DOI: 10.58559/ijes.1924414 ISSN: 2717-7513

Energy management and arbitrage in PV-integrated hybrid energy storage systems with an environmental assessment

Ömer Faruk Tunçbilek, Feyzullah Gülpınar
Renewable energy sources are clean and sustainable, but their intermittency challenges grid stability. Energy storage systems address this by enabling flexibility and daily arbitrage. Lithium-ion batteries (LIB) offer high power density and commercial maturity, while vanadium redox flow batteries (VRFB) provide long cycle life and decoupled energy-power capacity. This study evaluates a hybrid energy storage system (25 kW/75 kWh LIB + 25 kW/75 kWh VRFB) integrated into a 100 kW PV plant across four distinct multi-seasonal scenarios, using EXIST day-ahead market prices.
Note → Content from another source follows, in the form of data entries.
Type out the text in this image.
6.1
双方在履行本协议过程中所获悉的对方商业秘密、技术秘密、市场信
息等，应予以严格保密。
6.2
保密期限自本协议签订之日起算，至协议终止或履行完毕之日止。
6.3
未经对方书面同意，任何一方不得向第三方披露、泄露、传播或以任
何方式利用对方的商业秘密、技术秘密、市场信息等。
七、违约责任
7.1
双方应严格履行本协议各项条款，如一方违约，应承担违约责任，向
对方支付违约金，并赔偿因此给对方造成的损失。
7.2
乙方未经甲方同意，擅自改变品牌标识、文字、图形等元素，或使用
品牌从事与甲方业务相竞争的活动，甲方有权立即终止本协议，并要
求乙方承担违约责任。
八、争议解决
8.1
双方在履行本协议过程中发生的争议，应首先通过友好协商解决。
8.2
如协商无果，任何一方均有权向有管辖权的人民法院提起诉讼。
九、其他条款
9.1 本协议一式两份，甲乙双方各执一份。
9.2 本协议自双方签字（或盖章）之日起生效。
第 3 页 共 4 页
Simulations reveal that while a conventional rule-based strategy superficially appears to yield higher gross revenues by exploiting short-term price thresholds, it aggressively depletes battery reserves and imposes severe cyclical stress. In contrast, the proposed Mixed-Integer Linear Programming (MILP) strategy guarantees sustainable operation by enforcing a strict daily state-of-charge (SoC) neutrality constraint. The optimization layer intelligently allocates short-term power fluctuations to the LIB and sustained bulk energy shifting to the VRFB, maximizing true net arbitrage profit while strictly penalizing degradation. Finally, from an environmental perspective, while using clean energy is positive, poor cycle-life management accelerates chemical waste. By strategically protecting the LIB from deep discharges, the proposed MILP framework significantly delays battery disposal burdens, demonstrating that degradation-aware power dispatch is essential for both economic viability and life-cycle sustainability.